Passing from the pagan Rome, it must be noted that Littleborough is now accepted by the best authorities as identical with Tiovulfincacester, the scene of the great acts in the conversion of our forefathers to Christianity. Bede, in the 8th century, writing of the great Paulinus's mission in the 7th (less than 200 years after the Roman occupation), says the saint baptized "the multitude in the river Trent hard by the city, which in English is called Tiovulfincacester."

It is said that Paulinus and his deacon James travelled southwards from York as far as Lincoln. If he came, as seems most probable, by the great Roman highway, this is the place of his passage of the Trent, and what more likely than that the event which Bede records should have taken place in the shallow waters of this already historic ford?

The absence in Domesday of any mention of a church is no evidence that one did not exist at the time of the survey. It is silent as to churches in all the parishes of the Soke of Oswardbeck, of which Littleborough formed part.

The Roman tiles let into the walls of the present very early church illustrate the mediaeval method of using the ruins of Roman walls and houses as quarries when a good building stone was not available. St. Botolph's Priory at Colchester, and the tower of St. Alban's Abbey, are built almost entirely of bricks from Camulodunum and Verulamium respectively. These tiles are the only remains of Roman handiwork now visible at Littleborough, unless the irregular banks, almost inclosing an area of about forty-five acres, are the actual circumvallation of Agelocum and not merely flood-banks of later date. It may be noted that at Crocolana (Brough), the corresponding station south of Lincoln on the Posse way, although there are no banks remaining, the colour and nature of the soil indicate an inhabited area of somewhat similar shape and about the same dimensions. (See Transactions, x. pp. 64, 65.)

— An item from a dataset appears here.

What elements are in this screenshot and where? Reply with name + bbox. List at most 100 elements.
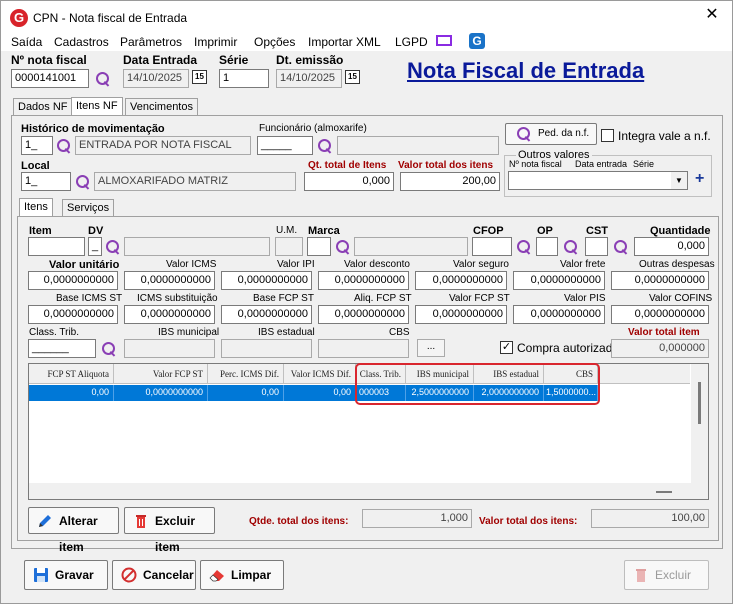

After listening to the above interesting paper, an adjournment was made to the church, a Norman structure, consisting of a nave and chancel, with a few Early English additions, such as a western doorway. There is a modern vestry in the north side of the nave, and a double bell turret. The chancel arch, with a bold roll-moulding with cushion caps and keyhole ornament, is a choice example of Norman carving; but the original deep-splayed circular-headed windows in the nave have been cut down, and now contain a poor substitute for the originals. This was probably done at the restoration in 1831-2, when Mr. Foijambe restored the chancel and the parishioners the nave, The whole fabric measures only 45 x i5ft.

The vicar (the Rev. H. J. Griffin) read a short paper on his church, and showed the visitors the registers, the church plate, and some interesting letters and documents having reference to this ancient locality.